Email: Todd.Menkhaus@sdsmt.edu

Membrane
separations can be integrated into a biorefinery at many locations and offer
tremendous potential to reduce water usage and energy consumption, decrease
production costs, simplify purification operations, and offer opportunities for
recovery of valuable co-products.  Here we
explore five locations for integration of membrane technology into the basic biochemical
production process for fuels and/or chemicals. 
The biomass is initially pretreated and enzymatically hydrolyzed to
convert the cellulose and hemicellulose into fermentable sugars, after which a
solid-liquid clarification operation to remove solids (primarily lignin) may be
employed (Membrane Separation 1).  The
liquid stream can then be further separated to recycle the hydrolysis enzymes (Membrane
Separation 2) and/or to concentrate the sugars by reverse osmosis (Membrane Separation
3).  Increased fermentation efficiency could
be achieved by integrating a membrane step after fermentation to separate and
recycle the fermentation organism (Membrane Separation 4), while membrane
extraction or pervaporation can be used for in-situ
product recovery (Membrane Separation 5). 

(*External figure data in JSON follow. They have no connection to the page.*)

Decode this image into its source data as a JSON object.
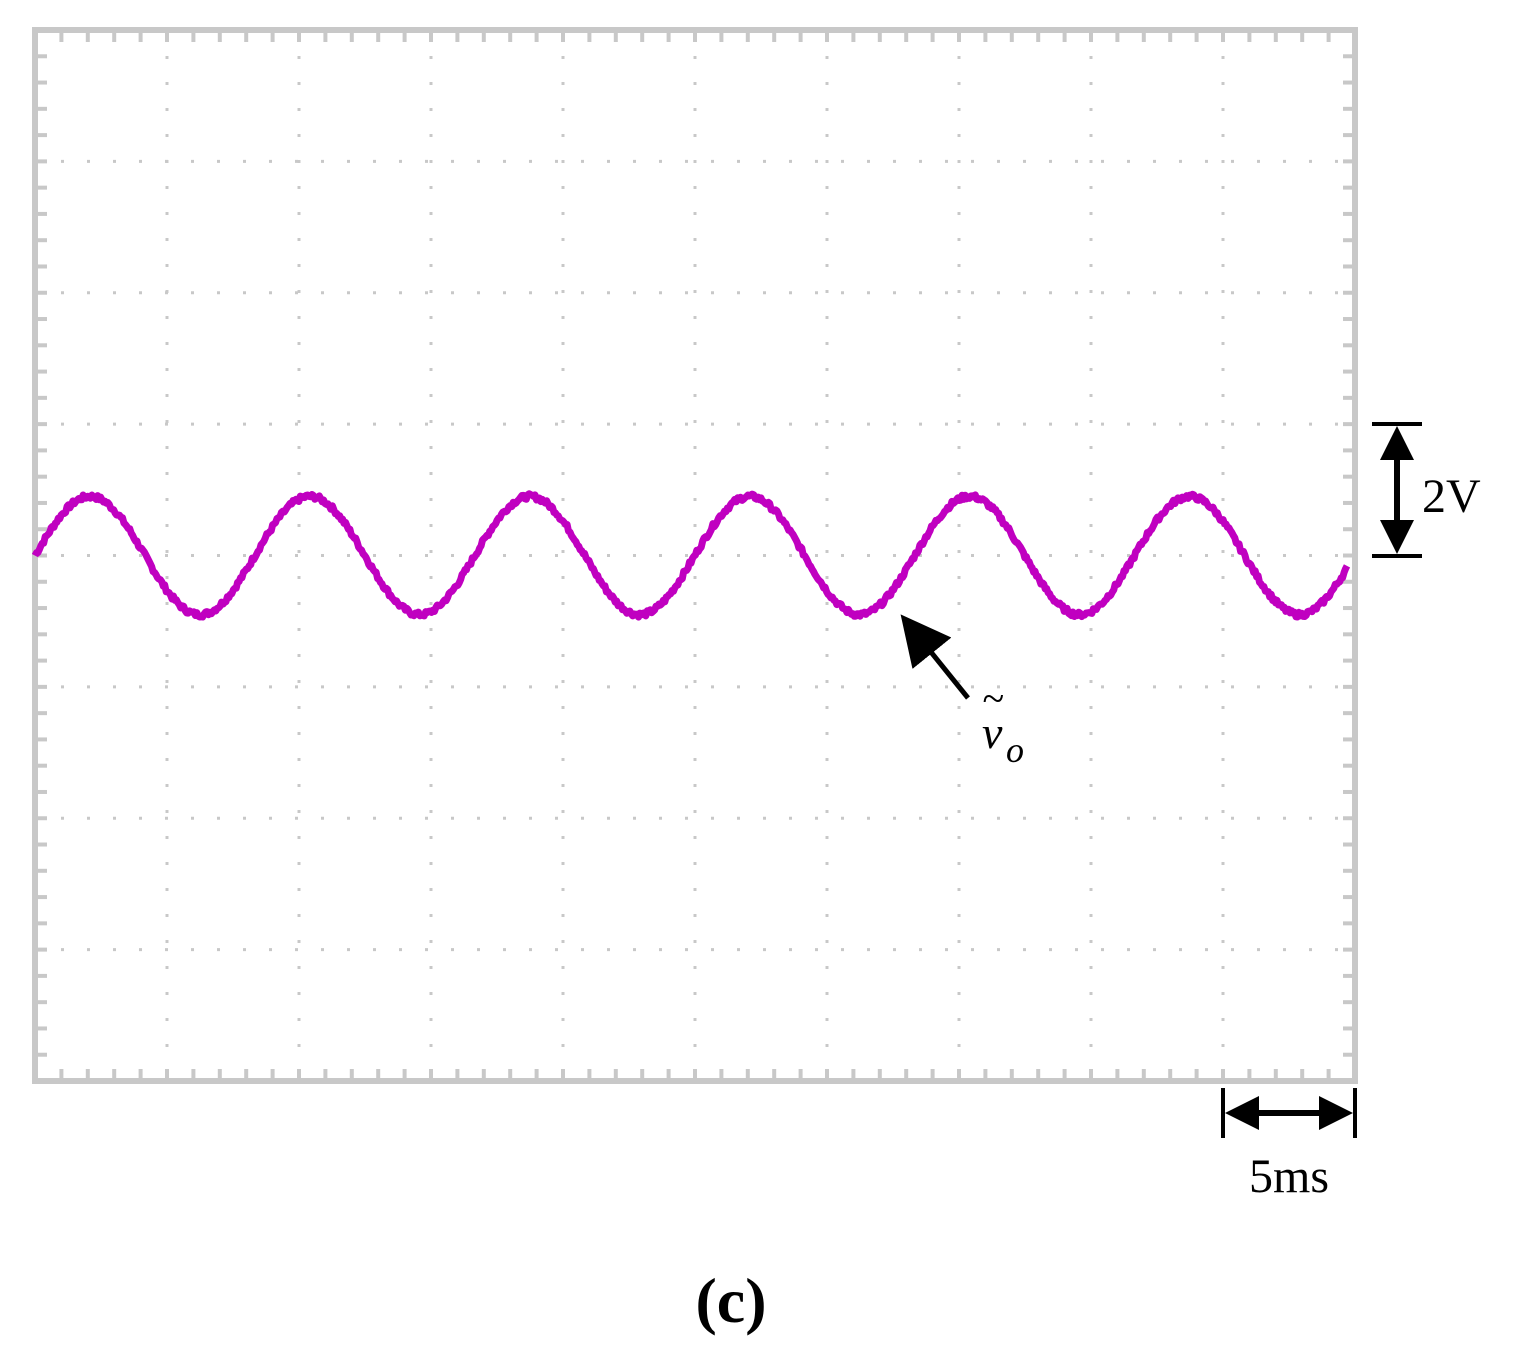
{
  "chart_data": {
    "type": "line",
    "title": "",
    "xlabel": "",
    "ylabel": "",
    "grid": true,
    "divisions": {
      "x": 10,
      "y": 8
    },
    "subdivisions_per_division": 5,
    "x_unit": "ms",
    "y_unit": "V",
    "x_scale_label": "5ms",
    "y_scale_label": "2V",
    "x_scale_value": 5,
    "y_scale_value": 2,
    "xlim": [
      0,
      50
    ],
    "ylim": [
      -8,
      8
    ],
    "series": [
      {
        "name": "",
        "waveform": "sine",
        "frequency_hz": 120,
        "period_ms": 8.33,
        "amplitude_v": 0.9,
        "offset_v": 0.0,
        "phase_deg": 0,
        "noise_v": 0.04,
        "color": "#c000c0"
      }
    ],
    "annotations": [
      {
        "kind": "arrow-label",
        "text_base": "v",
        "text_accent": "~",
        "text_subscript": "o",
        "target_x_ms": 32.8,
        "target_y_v": -0.85
      }
    ]
  },
  "panel_label": "(c)",
  "colors": {
    "trace": "#c000c0",
    "grid": "#c8c8c8",
    "frame": "#c8c8c8",
    "annotation": "#000000"
  }
}
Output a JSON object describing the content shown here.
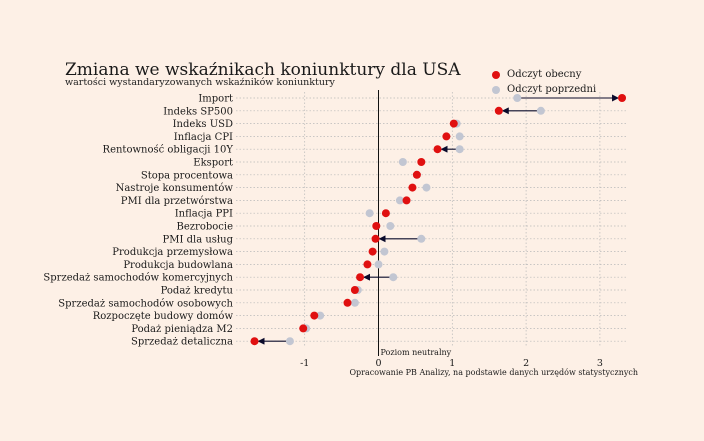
{
  "colors": {
    "background": "#fdf0e6",
    "current": "#e01010",
    "previous": "#c2c6d2",
    "arrow": "#0a0a2a",
    "zero_line": "#111111",
    "grid": "#b8b8b8"
  },
  "chart_data": {
    "type": "scatter",
    "subtype": "dumbbell-arrow",
    "title": "Zmiana we wskaźnikach koniunktury dla USA",
    "subtitle": "wartości wystandaryzowanych wskaźników koniunktury",
    "legend": [
      "Odczyt obecny",
      "Odczyt poprzedni"
    ],
    "legend_position": "top-right",
    "zero_label": "Poziom neutralny",
    "source": "Opracowanie PB Analizy, na podstawie danych urzędów statystycznych",
    "x_ticks": [
      -1,
      0,
      1,
      2,
      3
    ],
    "xlim": [
      -1.75,
      3.35
    ],
    "grid": "horizontal-dotted",
    "categories": [
      "Import",
      "Indeks SP500",
      "Indeks USD",
      "Inflacja CPI",
      "Rentowność obligacji 10Y",
      "Eksport",
      "Stopa procentowa",
      "Nastroje konsumentów",
      "PMI dla przetwórstwa",
      "Inflacja PPI",
      "Bezrobocie",
      "PMI dla usług",
      "Produkcja przemysłowa",
      "Produkcja budowlana",
      "Sprzedaż samochodów komercyjnych",
      "Podaż kredytu",
      "Sprzedaż samochodów osobowych",
      "Rozpoczęte budowy domów",
      "Podaż pieniądza M2",
      "Sprzedaż detaliczna"
    ],
    "series": [
      {
        "name": "Odczyt obecny",
        "values": [
          3.3,
          1.63,
          1.02,
          0.92,
          0.8,
          0.58,
          0.52,
          0.46,
          0.38,
          0.1,
          -0.03,
          -0.04,
          -0.08,
          -0.15,
          -0.25,
          -0.32,
          -0.42,
          -0.87,
          -1.02,
          -1.68
        ]
      },
      {
        "name": "Odczyt poprzedni",
        "values": [
          1.88,
          2.2,
          1.06,
          1.1,
          1.1,
          0.33,
          0.52,
          0.65,
          0.29,
          -0.12,
          0.16,
          0.58,
          0.08,
          0.0,
          0.2,
          -0.28,
          -0.32,
          -0.79,
          -0.98,
          -1.2
        ]
      }
    ],
    "arrows": [
      true,
      true,
      false,
      false,
      true,
      false,
      false,
      false,
      false,
      false,
      false,
      true,
      false,
      false,
      true,
      false,
      false,
      false,
      false,
      true
    ]
  }
}
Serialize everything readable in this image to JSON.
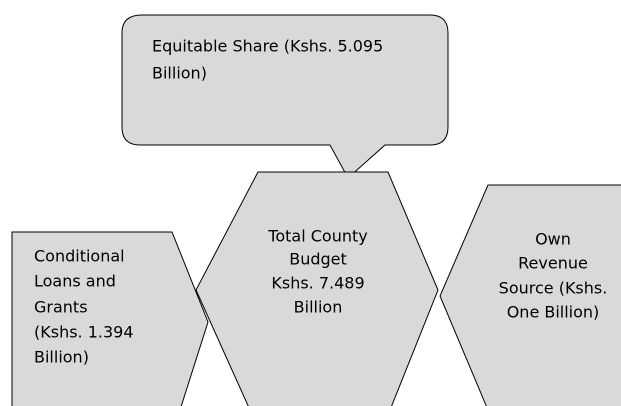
{
  "callout": {
    "lines": [
      "Equitable Share (Kshs. 5.095",
      "Billion)"
    ]
  },
  "center": {
    "lines": [
      "Total County",
      "Budget",
      "Kshs. 7.489",
      "Billion"
    ]
  },
  "left": {
    "lines": [
      "Conditional",
      "Loans and",
      "Grants",
      "(Kshs. 1.394",
      "Billion)"
    ]
  },
  "right": {
    "lines": [
      "Own",
      "Revenue",
      "Source (Kshs.",
      "One Billion)"
    ]
  }
}
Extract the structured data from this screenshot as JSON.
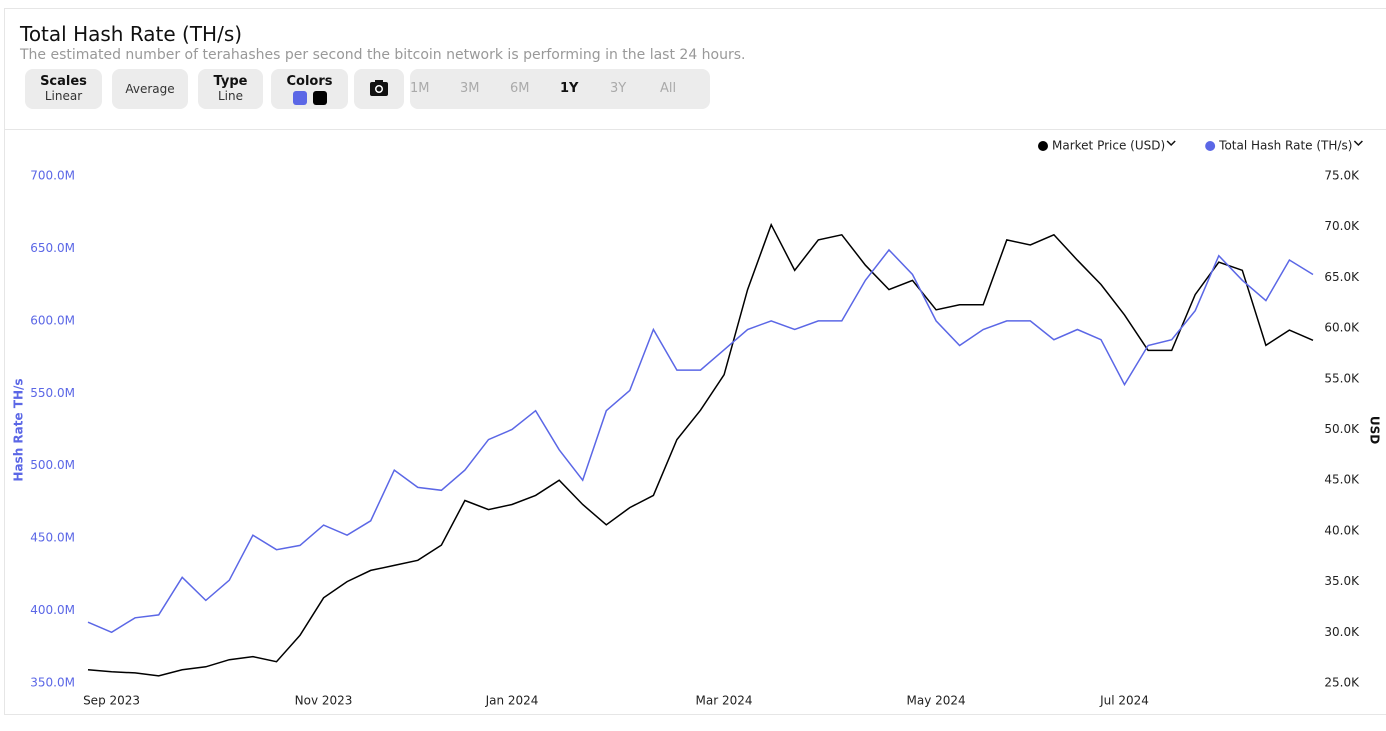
{
  "header": {
    "title": "Total Hash Rate (TH/s)",
    "subtitle": "The estimated number of terahashes per second the bitcoin network is performing in the last 24 hours.",
    "toolbar": {
      "scales": {
        "label": "Scales",
        "value": "Linear"
      },
      "average": "Average",
      "type": {
        "label": "Type",
        "value": "Line"
      },
      "colors": {
        "label": "Colors"
      },
      "ranges": [
        "1M",
        "3M",
        "6M",
        "1Y",
        "3Y",
        "All"
      ],
      "active_range": "1Y"
    }
  },
  "chart_data": {
    "type": "line",
    "categories": [
      null,
      "Sep 2023",
      null,
      null,
      null,
      null,
      null,
      null,
      null,
      null,
      "Nov 2023",
      null,
      null,
      null,
      null,
      null,
      null,
      null,
      "Jan 2024",
      null,
      null,
      null,
      null,
      null,
      null,
      null,
      null,
      "Mar 2024",
      null,
      null,
      null,
      null,
      null,
      null,
      null,
      null,
      "May 2024",
      null,
      null,
      null,
      null,
      null,
      null,
      null,
      "Jul 2024",
      null,
      null,
      null,
      null,
      null,
      null,
      null,
      null
    ],
    "series": [
      {
        "name": "Market Price (USD)",
        "color": "#000000",
        "axis": "y2",
        "values": [
          26300,
          26100,
          26000,
          25700,
          26300,
          26600,
          27300,
          27600,
          27100,
          29700,
          33400,
          35000,
          36100,
          36600,
          37100,
          38600,
          43000,
          42100,
          42600,
          43500,
          45000,
          42600,
          40600,
          42300,
          43500,
          49000,
          51900,
          55400,
          63800,
          70200,
          65700,
          68700,
          69200,
          66200,
          63800,
          64700,
          61800,
          62300,
          62300,
          68700,
          68200,
          69200,
          66700,
          64300,
          61300,
          57800,
          57800,
          63300,
          66500,
          65700,
          58300,
          59800,
          58800
        ]
      },
      {
        "name": "Total Hash Rate (TH/s)",
        "color": "#5b67e6",
        "values": [
          392000000,
          385000000,
          395000000,
          397000000,
          423000000,
          407000000,
          421000000,
          452000000,
          442000000,
          445000000,
          459000000,
          452000000,
          462000000,
          497000000,
          485000000,
          483000000,
          497000000,
          518000000,
          525000000,
          538000000,
          511000000,
          490000000,
          538000000,
          552000000,
          594000000,
          566000000,
          566000000,
          580000000,
          594000000,
          600000000,
          594000000,
          600000000,
          600000000,
          628000000,
          649000000,
          632000000,
          600000000,
          583000000,
          594000000,
          600000000,
          600000000,
          587000000,
          594000000,
          587000000,
          556000000,
          583000000,
          587000000,
          607000000,
          645000000,
          628000000,
          614000000,
          642000000,
          632000000
        ]
      }
    ],
    "ylabel": "Hash Rate TH/s",
    "y2label": "USD",
    "ylim": [
      350000000,
      700000000
    ],
    "yticks": [
      {
        "value": 350000000,
        "label": "350.0M"
      },
      {
        "value": 400000000,
        "label": "400.0M"
      },
      {
        "value": 450000000,
        "label": "450.0M"
      },
      {
        "value": 500000000,
        "label": "500.0M"
      },
      {
        "value": 550000000,
        "label": "550.0M"
      },
      {
        "value": 600000000,
        "label": "600.0M"
      },
      {
        "value": 650000000,
        "label": "650.0M"
      },
      {
        "value": 700000000,
        "label": "700.0M"
      }
    ],
    "y2lim": [
      25000,
      75000
    ],
    "y2ticks": [
      {
        "value": 25000,
        "label": "25.0K"
      },
      {
        "value": 30000,
        "label": "30.0K"
      },
      {
        "value": 35000,
        "label": "35.0K"
      },
      {
        "value": 40000,
        "label": "40.0K"
      },
      {
        "value": 45000,
        "label": "45.0K"
      },
      {
        "value": 50000,
        "label": "50.0K"
      },
      {
        "value": 55000,
        "label": "55.0K"
      },
      {
        "value": 60000,
        "label": "60.0K"
      },
      {
        "value": 65000,
        "label": "65.0K"
      },
      {
        "value": 70000,
        "label": "70.0K"
      },
      {
        "value": 75000,
        "label": "75.0K"
      }
    ],
    "grid": false,
    "legend": "top-right"
  }
}
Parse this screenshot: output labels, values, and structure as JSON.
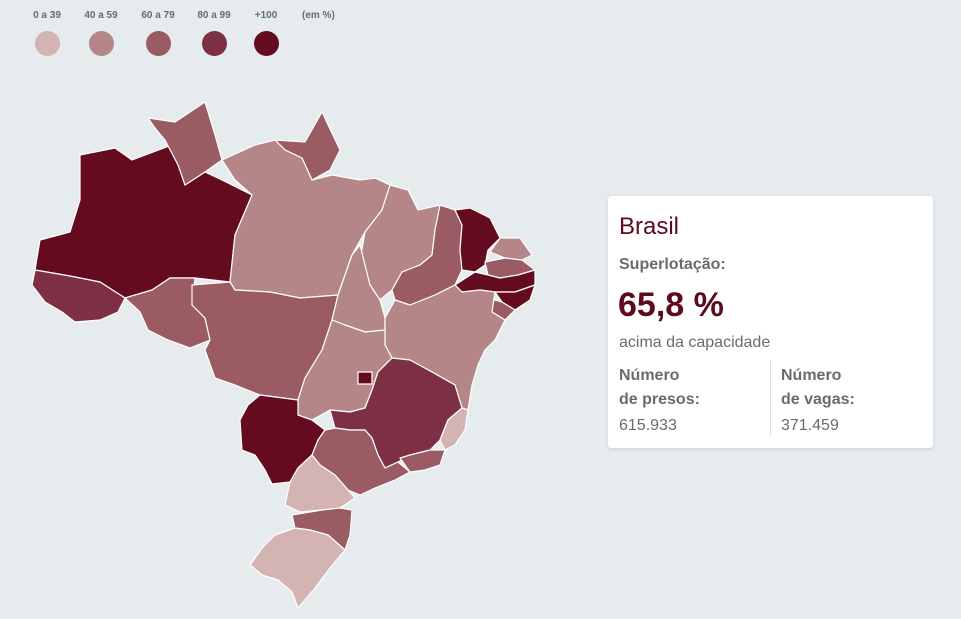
{
  "legend": {
    "items": [
      {
        "label": "0 a 39",
        "color": "#d4b3b3"
      },
      {
        "label": "40 a 59",
        "color": "#b48687"
      },
      {
        "label": "60 a 79",
        "color": "#9a5b63"
      },
      {
        "label": "80 a 99",
        "color": "#7d3043"
      },
      {
        "label": "+100",
        "color": "#650b1f"
      }
    ],
    "unit": "(em %)"
  },
  "map": {
    "states": [
      {
        "name": "amazonas",
        "category": "+100"
      },
      {
        "name": "acre",
        "category": "80 a 99"
      },
      {
        "name": "roraima",
        "category": "60 a 79"
      },
      {
        "name": "amapa",
        "category": "60 a 79"
      },
      {
        "name": "para",
        "category": "40 a 59"
      },
      {
        "name": "rondonia",
        "category": "60 a 79"
      },
      {
        "name": "mato-grosso",
        "category": "60 a 79"
      },
      {
        "name": "maranhao",
        "category": "40 a 59"
      },
      {
        "name": "tocantins",
        "category": "40 a 59"
      },
      {
        "name": "piaui",
        "category": "60 a 79"
      },
      {
        "name": "ceara",
        "category": "+100"
      },
      {
        "name": "rio-grande-do-norte",
        "category": "40 a 59"
      },
      {
        "name": "paraiba",
        "category": "60 a 79"
      },
      {
        "name": "pernambuco",
        "category": "+100"
      },
      {
        "name": "alagoas",
        "category": "+100"
      },
      {
        "name": "sergipe",
        "category": "60 a 79"
      },
      {
        "name": "bahia",
        "category": "40 a 59"
      },
      {
        "name": "goias",
        "category": "40 a 59"
      },
      {
        "name": "distrito-federal",
        "category": "+100"
      },
      {
        "name": "mato-grosso-do-sul",
        "category": "+100"
      },
      {
        "name": "minas-gerais",
        "category": "80 a 99"
      },
      {
        "name": "espirito-santo",
        "category": "0 a 39"
      },
      {
        "name": "rio-de-janeiro",
        "category": "60 a 79"
      },
      {
        "name": "sao-paulo",
        "category": "60 a 79"
      },
      {
        "name": "parana",
        "category": "0 a 39"
      },
      {
        "name": "santa-catarina",
        "category": "60 a 79"
      },
      {
        "name": "rio-grande-do-sul",
        "category": "0 a 39"
      }
    ]
  },
  "card": {
    "title": "Brasil",
    "subtitle": "Superlotação:",
    "value": "65,8 %",
    "caption": "acima da capacidade",
    "presos_label_1": "Número",
    "presos_label_2": "de presos:",
    "presos_value": "615.933",
    "vagas_label_1": "Número",
    "vagas_label_2": "de vagas:",
    "vagas_value": "371.459"
  }
}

Within the various membrane processes, fouling is a major challenge to
overcome.  We have correlated membrane
fouling tendencies within the different membrane separation locations to
measureable properties of the membrane and foulants such as ionic charge,
hydrophilicity, size, and surface roughness to determine why membranes
foul.   Through a combination of analytical and
modeling approaches we postulate fouling mechanisms and identify methods to
mitigate fouling.  Finally, simple empirical
models using variable concentrations of fouling components and quantitative
membrane properties have been developed to help establish predictive performance
abilities.  As detailed examples, both
microfiltration (Separations 1 and 4) along with pervaporation of ethanol from
a fermentation broth (Separation 5), were evaluated. Both selectivity and flux
must be considered in new fouling-resistant membrane designs.  The unique soluble compounds (phenolics,
furans, and organic acids) in the lignocellulosic derived feeds greatly complicate
the fouling and separation, as will be discussed.